Matt, after starting the Tribune’s Action Desk with Mike Schenkler, went on to work for Mayor Rudy Giuliani, became Chief Operating Officer for the Lower Manhattan Development Corporation and is currently a vice president with the New York Jets. |
Mike Schenkler was clearly unimpressed. He tugged on his salt-and-pepper beard for a good while before returning to his favorite activity – taking a scalpel to a cub reporter’s fresh copy.
“Okay, kid, just don’t screw this up.”
And so began my tenure as a 20-year old reporter for the Queens Tribune. Schenkler gave me a shot spearheading his new baby in 1996, a column called the Action Desk that would advocate on behalf of Tribune readers. I didn’t know the first thing about writing, but he was willing to let me fake it, so long as I could solve a problem along the way.

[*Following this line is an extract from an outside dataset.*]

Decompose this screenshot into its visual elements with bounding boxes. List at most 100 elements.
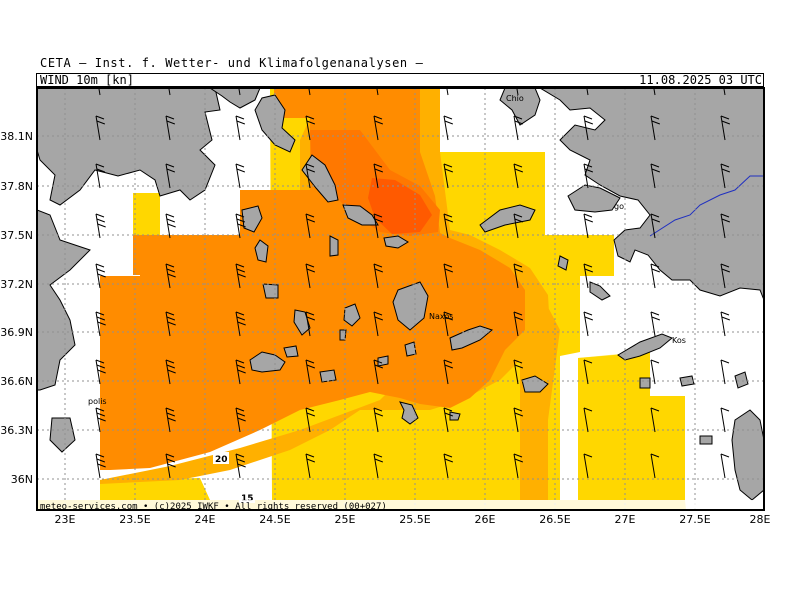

The hours were grueling. In the morning, I worked at Community Board 8, in the afternoon I headed over to the Tribune, and then off to night classes at Queens College. Every week, the mail from readers piled up. Schenkler had a paper to run, but you wouldn’t know it from the way he scanned each Action Desk problem that flooded the newsroom.
David Oats was the editor back in those days, a genius who would begin every conversation the same way: “Haaaaay.” I imagine he still does. Dave’s infectious smile and wanton disregard for deadlines inspired and corrupted the newsroom. Sometimes we sat at a computer for hours to pen a series of articles, and with each installment, we rotated our names in the byline, “just like Woodward and Bernstein used to do.” Well that’s what Dave would say, and when you’re 20, it’s easy to believe.
We jetted around the borough in my ’86 Maxima to see the Action Desk problems firsthand. Arverne. South Jamaica. Maspeth. Bayside. There were so many problems I still can’t let them go. Gus Barry from Hamilton Beach who wanted to live in peace without a steel bridge running through his backyard. The accidents along the Van Wyck Expressway near Flushing Meadows Park. The plague of algae at Oakland Lake.
The Tribune won the New York State award for community journalism in the first year of the Action Desk. We didn’t solve every problem of course - there are limits to what a self-righteous newspaper can accomplish. But when we fell short, at least we offered a place to go when no one else would listen.
I’m okay with how life turned out since leaving the Trib. I went on to become Mayor Giuliani’s press secretary, I finished up law school at night, and I even married a wonderful woman, Michele, last December. But the greatest professional pride in my life remains the Action Desk, and the break I was given at the Tribune.